COLUMBIA COUNTY, Ga. – The first round of Georgia Milestones testing is now in the books, and state officials have released less than rosy results – as expected. Columbia County Assistant Superintendent Michele Sherman said districts are now assessing these scores. “We felt like we did well compared to the state so we were pleased with the results,” said Sherman. “We knew that we would feel it in two different ways. One, because the expectations were raised a little bit. And two, the difficulty of the test was also raised.”
The test was given for the first time this past spring. Students in grades 3 through 8 take an end-of-grade assessment, while high school students take an end-of-course assessment. One of the biggest changes is an additional performance level.
“We used to have three levels of proficiency – we did not meet, meets, and exceeds. And now they have divided that into four categories,” said Sherman.
Students now fall into beginning, developing, proficient, or distinguished learning categories. “If you look at proficient and above, those numbers seem to be a good bit lower. But you have to remember that that used to be three categories.”
It’s something Sherman said makes it easier to help notice which students need the most help.
“We used to call them bubble sores – these are kids that just barely passed. We were equally concerned about those students than those who didn’t and so we offered lots of extra support to those students. Now instead of us trying to figure out who those students are, the state has created another level for us.”

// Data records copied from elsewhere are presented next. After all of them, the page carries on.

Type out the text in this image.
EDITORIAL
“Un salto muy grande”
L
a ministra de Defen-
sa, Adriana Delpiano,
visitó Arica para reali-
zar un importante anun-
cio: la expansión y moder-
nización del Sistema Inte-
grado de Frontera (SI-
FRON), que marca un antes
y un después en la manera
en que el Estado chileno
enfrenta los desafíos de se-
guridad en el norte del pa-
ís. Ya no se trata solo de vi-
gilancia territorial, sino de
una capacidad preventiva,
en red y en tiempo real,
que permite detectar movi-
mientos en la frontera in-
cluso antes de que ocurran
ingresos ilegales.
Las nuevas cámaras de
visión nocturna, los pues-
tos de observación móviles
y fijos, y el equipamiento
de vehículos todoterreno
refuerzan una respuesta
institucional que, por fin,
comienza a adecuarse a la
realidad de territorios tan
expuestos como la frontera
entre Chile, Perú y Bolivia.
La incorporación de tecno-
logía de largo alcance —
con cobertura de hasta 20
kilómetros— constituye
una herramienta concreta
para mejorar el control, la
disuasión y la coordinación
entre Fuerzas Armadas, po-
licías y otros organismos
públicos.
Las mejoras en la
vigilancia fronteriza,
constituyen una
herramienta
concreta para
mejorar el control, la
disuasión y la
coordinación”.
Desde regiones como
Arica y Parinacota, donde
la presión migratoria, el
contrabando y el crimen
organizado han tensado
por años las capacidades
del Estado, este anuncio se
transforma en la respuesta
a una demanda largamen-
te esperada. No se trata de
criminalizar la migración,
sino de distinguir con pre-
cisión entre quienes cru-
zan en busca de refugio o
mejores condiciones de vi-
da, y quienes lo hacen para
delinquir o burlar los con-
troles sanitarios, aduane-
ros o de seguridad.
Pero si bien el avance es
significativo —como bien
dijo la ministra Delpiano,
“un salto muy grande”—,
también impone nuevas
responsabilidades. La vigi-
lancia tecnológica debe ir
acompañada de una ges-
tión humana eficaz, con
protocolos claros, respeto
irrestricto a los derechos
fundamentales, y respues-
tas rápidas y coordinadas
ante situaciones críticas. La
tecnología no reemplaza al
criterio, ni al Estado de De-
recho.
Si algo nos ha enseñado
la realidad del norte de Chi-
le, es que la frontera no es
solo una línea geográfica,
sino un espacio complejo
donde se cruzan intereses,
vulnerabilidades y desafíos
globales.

Many of those students will fall into the ‘proficient learning’ level. “Even though the developing learner may not be exactly where we want them, we know they’re making progress and they’re on the road to proficiency – which is different from the beginning learner who really might need some remediation or enrichment support to get them to where they need to be.”
Reading, English Language Arts (ELA), and writing have also been composed into one ELA assessment on Georgia Milestones, which Sherman said had a negative impact on that score. “Now when you look at the scores, it appears they’re much lower than they used to be when they look at only reading.”
She says the Georgia Milestones is more rigorous – focusing more on critical thinking skills in language arts and math.
“In the past, in math for example, it may have been heavier in computation. Now the word problems are really beyond simple word problems and they’re usually multi-step, two part.”
Now the focus is on how to improve scores next year and make students better prepared for life after leaving the school system.
“In today’s world of written communication that if we don’t empower our students to become solid writers that they will struggle when they leave us,” said Sherman.
“These results show a lower level of student proficiency than Georgians are used to seeing, but that does not mean Georgia students know less or that teachers are not doing a great job – it means they’ve been asked to clear a higher bar,” State School Superintendent Richard Woods said. “Our previous assessment, the CRCT, set some of the lowest expectations for student proficiency in the nation, and that cannot continue. Georgia Milestones sets higher standards for our students and evens the playing field with the rest of the nation – and that’s essential if our students are going to succeed in college and their chosen careers, both of which are nationally competitive arenas. We will continue to increase our supports for both students and teachers to ensure this test is more meaningful for all involved.”